A SMASHING NEW IMAGE
Early last year the brand turned to Anomaly Amsterdam, a marketing agency based in the Netherlands, to help overhaul its somewhat staid image.
Instead of emphasising its ultratraditional collections, Wedgwood began to embrace something considerably more contemporary, defined by high-contrast colours and eye-popping designs.
“Our team has done a fantastic job rejuvenating the brand, the daringness is a bold new direction, it attracts eclectic, curious and imaginative people from around the world and encourages feedback and interaction.
“Wedgwood is a mindset and a way of life; we want people to engage with the brand and our products in ways that enables them to be creative and encourages self-expression,” says Leeflang.
“For me, to be able to continue to build the brand, we need to be talked about, we need to trigger conversations and invite people into the world of Wedgwood to explore further.”
This new angle has also afforded Wedgwood an adequate arena in which to build on one of the key touchstones of its business model: collaborations.
Since its formation, Wedgwood has seen partnerships as a vital part of its brand, and recent years have been no different.
“Collaborations are an important and key focus for the brand and allow us to continue growing and speak to new audiences; for example our collection in partnership with Vera Wang was a key moment in the bridal category,” says Leeflang.
“As Wedgwood continues to evolve so too do the people we work closely with, we want to continue to push the boundaries with our products but also to ensure that each collaboration represents the colourful, expressive and eclectic lifestyle of Wedgwood.”

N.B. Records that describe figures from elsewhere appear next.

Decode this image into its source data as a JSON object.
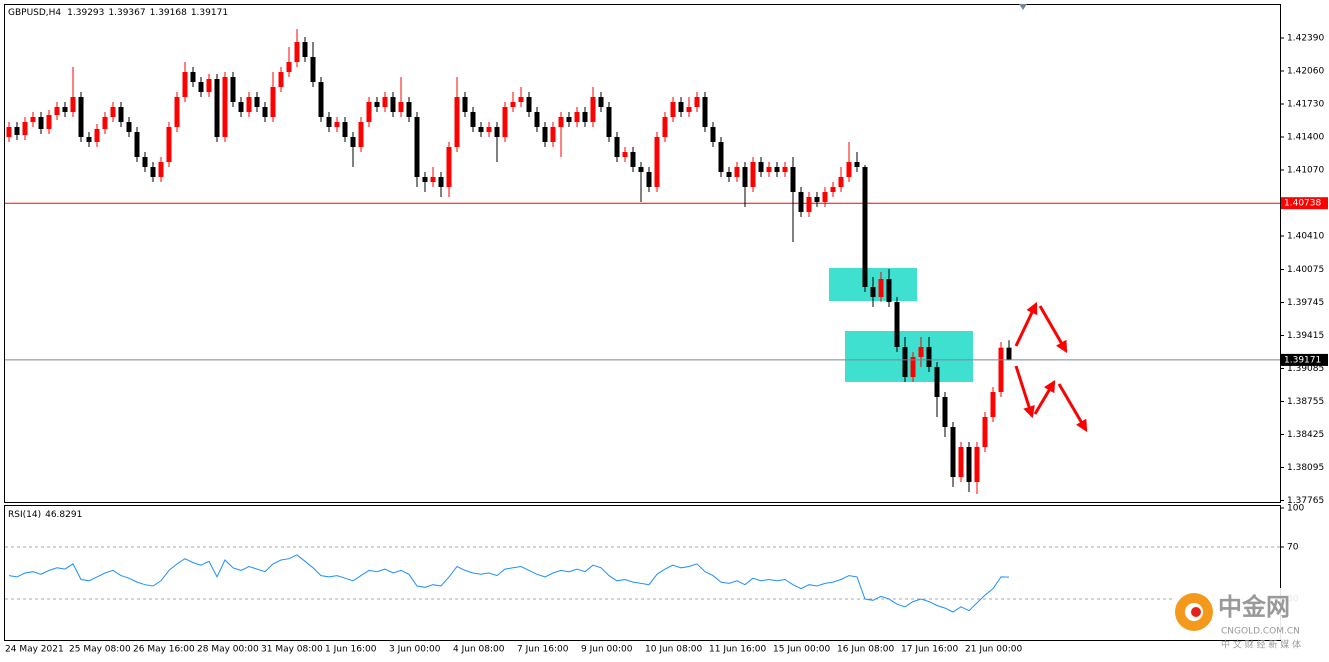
{
  "chart_data": [
    {
      "type": "candlestick",
      "title": "GBPUSD,H4",
      "categories": [
        "24 May 2021",
        null,
        null,
        null,
        null,
        null,
        null,
        null,
        "25 May 08:00",
        null,
        null,
        null,
        null,
        null,
        null,
        null,
        "26 May 16:00",
        null,
        null,
        null,
        null,
        null,
        null,
        null,
        "28 May 00:00",
        null,
        null,
        null,
        null,
        null,
        null,
        null,
        "31 May 08:00",
        null,
        null,
        null,
        null,
        null,
        null,
        null,
        "1 Jun 16:00",
        null,
        null,
        null,
        null,
        null,
        null,
        null,
        "3 Jun 00:00",
        null,
        null,
        null,
        null,
        null,
        null,
        null,
        "4 Jun 08:00",
        null,
        null,
        null,
        null,
        null,
        null,
        null,
        "7 Jun 16:00",
        null,
        null,
        null,
        null,
        null,
        null,
        null,
        "9 Jun 00:00",
        null,
        null,
        null,
        null,
        null,
        null,
        null,
        "10 Jun 08:00",
        null,
        null,
        null,
        null,
        null,
        null,
        null,
        "11 Jun 16:00",
        null,
        null,
        null,
        null,
        null,
        null,
        null,
        "15 Jun 00:00",
        null,
        null,
        null,
        null,
        null,
        null,
        null,
        "16 Jun 08:00",
        null,
        null,
        null,
        null,
        null,
        null,
        null,
        "17 Jun 16:00",
        null,
        null,
        null,
        null,
        null,
        null,
        null,
        "21 Jun 00:00",
        null,
        null,
        null,
        null,
        null
      ],
      "open": [
        1.414,
        1.415,
        1.4142,
        1.4155,
        1.416,
        1.4148,
        1.4162,
        1.417,
        1.4165,
        1.418,
        1.414,
        1.4135,
        1.4148,
        1.416,
        1.417,
        1.4155,
        1.4145,
        1.412,
        1.411,
        1.41,
        1.4115,
        1.415,
        1.418,
        1.4205,
        1.4195,
        1.4185,
        1.4198,
        1.414,
        1.42,
        1.4175,
        1.4165,
        1.418,
        1.417,
        1.416,
        1.419,
        1.4205,
        1.4215,
        1.4235,
        1.422,
        1.4195,
        1.416,
        1.415,
        1.4155,
        1.414,
        1.413,
        1.4155,
        1.4175,
        1.417,
        1.418,
        1.4165,
        1.4175,
        1.416,
        1.41,
        1.4095,
        1.41,
        1.409,
        1.413,
        1.418,
        1.4165,
        1.415,
        1.4145,
        1.415,
        1.414,
        1.417,
        1.4175,
        1.418,
        1.4165,
        1.415,
        1.4135,
        1.415,
        1.416,
        1.4155,
        1.4165,
        1.4155,
        1.418,
        1.417,
        1.414,
        1.412,
        1.4125,
        1.411,
        1.4105,
        1.409,
        1.414,
        1.416,
        1.4175,
        1.4165,
        1.417,
        1.418,
        1.415,
        1.4135,
        1.4105,
        1.41,
        1.411,
        1.409,
        1.4115,
        1.4105,
        1.411,
        1.4105,
        1.411,
        1.4085,
        1.4065,
        1.408,
        1.4075,
        1.4085,
        1.409,
        1.41,
        1.4115,
        1.411,
        1.399,
        1.398,
        1.3998,
        1.3975,
        1.393,
        1.39,
        1.392,
        1.393,
        1.391,
        1.388,
        1.385,
        1.38,
        1.383,
        1.3795,
        1.383,
        1.386,
        1.3885,
        1.39293
      ],
      "high": [
        1.4155,
        1.4155,
        1.416,
        1.4165,
        1.4165,
        1.4167,
        1.4175,
        1.4175,
        1.421,
        1.4185,
        1.4145,
        1.4153,
        1.4165,
        1.4175,
        1.4175,
        1.416,
        1.415,
        1.4125,
        1.4115,
        1.412,
        1.4155,
        1.4185,
        1.4215,
        1.421,
        1.42,
        1.4203,
        1.4203,
        1.4205,
        1.4205,
        1.418,
        1.4185,
        1.4185,
        1.4175,
        1.4205,
        1.421,
        1.423,
        1.4248,
        1.424,
        1.4235,
        1.42,
        1.4165,
        1.416,
        1.416,
        1.4145,
        1.416,
        1.418,
        1.418,
        1.4185,
        1.4185,
        1.42,
        1.418,
        1.4165,
        1.4105,
        1.411,
        1.4105,
        1.4135,
        1.42,
        1.4185,
        1.417,
        1.4155,
        1.4155,
        1.4155,
        1.4175,
        1.4185,
        1.419,
        1.4185,
        1.417,
        1.4155,
        1.4155,
        1.4165,
        1.4165,
        1.417,
        1.417,
        1.419,
        1.4185,
        1.4175,
        1.4145,
        1.413,
        1.413,
        1.4115,
        1.411,
        1.4145,
        1.4165,
        1.418,
        1.418,
        1.418,
        1.4185,
        1.4185,
        1.4155,
        1.414,
        1.411,
        1.4115,
        1.4115,
        1.412,
        1.412,
        1.4115,
        1.4115,
        1.4115,
        1.412,
        1.409,
        1.4085,
        1.4085,
        1.409,
        1.4095,
        1.411,
        1.4135,
        1.4125,
        1.4112,
        1.4,
        1.4005,
        1.4008,
        1.398,
        1.394,
        1.3925,
        1.394,
        1.394,
        1.3915,
        1.3885,
        1.3855,
        1.3835,
        1.3835,
        1.3835,
        1.3865,
        1.389,
        1.3935,
        1.39367
      ],
      "low": [
        1.4135,
        1.4137,
        1.4137,
        1.415,
        1.4143,
        1.4143,
        1.4157,
        1.416,
        1.416,
        1.4135,
        1.413,
        1.413,
        1.4143,
        1.4155,
        1.415,
        1.414,
        1.4115,
        1.4105,
        1.4095,
        1.4095,
        1.411,
        1.4145,
        1.4175,
        1.419,
        1.418,
        1.418,
        1.4135,
        1.4135,
        1.417,
        1.416,
        1.416,
        1.4165,
        1.4155,
        1.4155,
        1.4185,
        1.42,
        1.421,
        1.4215,
        1.419,
        1.4155,
        1.4145,
        1.4145,
        1.4135,
        1.411,
        1.4125,
        1.415,
        1.4165,
        1.4165,
        1.416,
        1.416,
        1.4155,
        1.409,
        1.4085,
        1.409,
        1.408,
        1.408,
        1.4125,
        1.416,
        1.4145,
        1.414,
        1.414,
        1.4115,
        1.4135,
        1.4165,
        1.417,
        1.416,
        1.4145,
        1.413,
        1.413,
        1.412,
        1.415,
        1.415,
        1.415,
        1.415,
        1.4165,
        1.4135,
        1.4115,
        1.4115,
        1.4105,
        1.4075,
        1.4085,
        1.4085,
        1.4135,
        1.4155,
        1.416,
        1.416,
        1.4165,
        1.4145,
        1.413,
        1.41,
        1.4095,
        1.4095,
        1.407,
        1.4085,
        1.41,
        1.41,
        1.41,
        1.41,
        1.4035,
        1.406,
        1.406,
        1.407,
        1.407,
        1.408,
        1.4085,
        1.4095,
        1.4105,
        1.3985,
        1.397,
        1.3975,
        1.397,
        1.3925,
        1.3895,
        1.3895,
        1.391,
        1.3905,
        1.386,
        1.384,
        1.379,
        1.3795,
        1.3785,
        1.3783,
        1.3825,
        1.3855,
        1.388,
        1.39168
      ],
      "close": [
        1.415,
        1.4142,
        1.4155,
        1.416,
        1.4148,
        1.4162,
        1.417,
        1.4165,
        1.418,
        1.414,
        1.4135,
        1.4148,
        1.416,
        1.417,
        1.4155,
        1.4145,
        1.412,
        1.411,
        1.41,
        1.4115,
        1.415,
        1.418,
        1.4205,
        1.4195,
        1.4185,
        1.4198,
        1.414,
        1.42,
        1.4175,
        1.4165,
        1.418,
        1.417,
        1.416,
        1.419,
        1.4205,
        1.4215,
        1.4235,
        1.422,
        1.4195,
        1.416,
        1.415,
        1.4155,
        1.414,
        1.413,
        1.4155,
        1.4175,
        1.417,
        1.418,
        1.4165,
        1.4175,
        1.416,
        1.41,
        1.4095,
        1.41,
        1.409,
        1.413,
        1.418,
        1.4165,
        1.415,
        1.4145,
        1.415,
        1.414,
        1.417,
        1.4175,
        1.418,
        1.4165,
        1.415,
        1.4135,
        1.415,
        1.416,
        1.4155,
        1.4165,
        1.4155,
        1.418,
        1.417,
        1.414,
        1.412,
        1.4125,
        1.411,
        1.4105,
        1.409,
        1.414,
        1.416,
        1.4175,
        1.4165,
        1.417,
        1.418,
        1.415,
        1.4135,
        1.4105,
        1.41,
        1.411,
        1.409,
        1.4115,
        1.4105,
        1.411,
        1.4105,
        1.411,
        1.4085,
        1.4065,
        1.408,
        1.4075,
        1.4085,
        1.409,
        1.41,
        1.4115,
        1.411,
        1.399,
        1.398,
        1.3998,
        1.3975,
        1.393,
        1.39,
        1.392,
        1.393,
        1.391,
        1.388,
        1.385,
        1.38,
        1.383,
        1.3795,
        1.383,
        1.386,
        1.3885,
        1.39293,
        1.39171
      ],
      "up_color": "#ff0000",
      "down_color": "#000000",
      "ylim": [
        1.3775,
        1.4272
      ],
      "yticks": [
        {
          "value": 1.4239,
          "label": "1.42390"
        },
        {
          "value": 1.4206,
          "label": "1.42060"
        },
        {
          "value": 1.4173,
          "label": "1.41730"
        },
        {
          "value": 1.414,
          "label": "1.41400"
        },
        {
          "value": 1.4107,
          "label": "1.41070"
        },
        {
          "value": 1.4041,
          "label": "1.40410"
        },
        1.40075,
        1.39745,
        1.39415,
        1.39085,
        1.38755,
        1.38425,
        1.38095,
        1.37765
      ],
      "hlines": [
        {
          "value": 1.40738,
          "color": "#ff0000"
        }
      ],
      "zones": [
        {
          "x0": 102.5,
          "x1": 113.5,
          "top": 1.4009,
          "bottom": 1.3976,
          "color": "#40e0d0"
        },
        {
          "x0": 104.5,
          "x1": 120.5,
          "top": 1.3946,
          "bottom": 1.3895,
          "color": "#40e0d0"
        }
      ]
    },
    {
      "type": "line",
      "title": "RSI(14)",
      "values": [
        48,
        47,
        50,
        51,
        49,
        52,
        54,
        53,
        57,
        45,
        44,
        47,
        50,
        52,
        48,
        46,
        43,
        41,
        40,
        44,
        52,
        57,
        61,
        58,
        56,
        59,
        47,
        60,
        54,
        52,
        55,
        53,
        51,
        57,
        60,
        61,
        64,
        59,
        54,
        48,
        47,
        48,
        46,
        44,
        48,
        52,
        51,
        53,
        50,
        52,
        49,
        40,
        39,
        41,
        40,
        47,
        55,
        52,
        50,
        49,
        50,
        48,
        53,
        54,
        55,
        52,
        49,
        47,
        50,
        52,
        51,
        53,
        51,
        56,
        54,
        48,
        44,
        45,
        43,
        42,
        41,
        49,
        53,
        56,
        54,
        55,
        57,
        51,
        48,
        43,
        42,
        44,
        41,
        46,
        44,
        45,
        44,
        45,
        41,
        38,
        41,
        40,
        42,
        43,
        45,
        48,
        47,
        30,
        29,
        32,
        30,
        26,
        24,
        28,
        30,
        28,
        25,
        23,
        20,
        24,
        21,
        27,
        33,
        38,
        47,
        46.8291
      ],
      "color": "#1e90ff",
      "ylim": [
        0,
        100
      ],
      "yticks": [
        100,
        70,
        30
      ],
      "levels": [
        70,
        30
      ]
    }
  ],
  "watermark": {
    "brand": "中金网",
    "site": "CNGOLD.COM.CN",
    "slogan": "中 文 财 经 新 媒 体"
  }
}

Famous names putting their own mark on the brand’s look include Jasper Conran, Vera Wang and Kit Kemp, as well as Japanese artist Hitomi Hosono.
“We were thrilled to welcome new tastemakers who embody the youthful attitude, expressive personality and eclectic aesthetic of Wedgwood,” he says. “We are currently working on some really exciting collaborations, with some due to be launched this year. Our latest campaign introduces the Art of Entertaining and demonstrates the rules of ‘How to Wedgwood’; indulge, create, be yourself and most importantly, entertain.”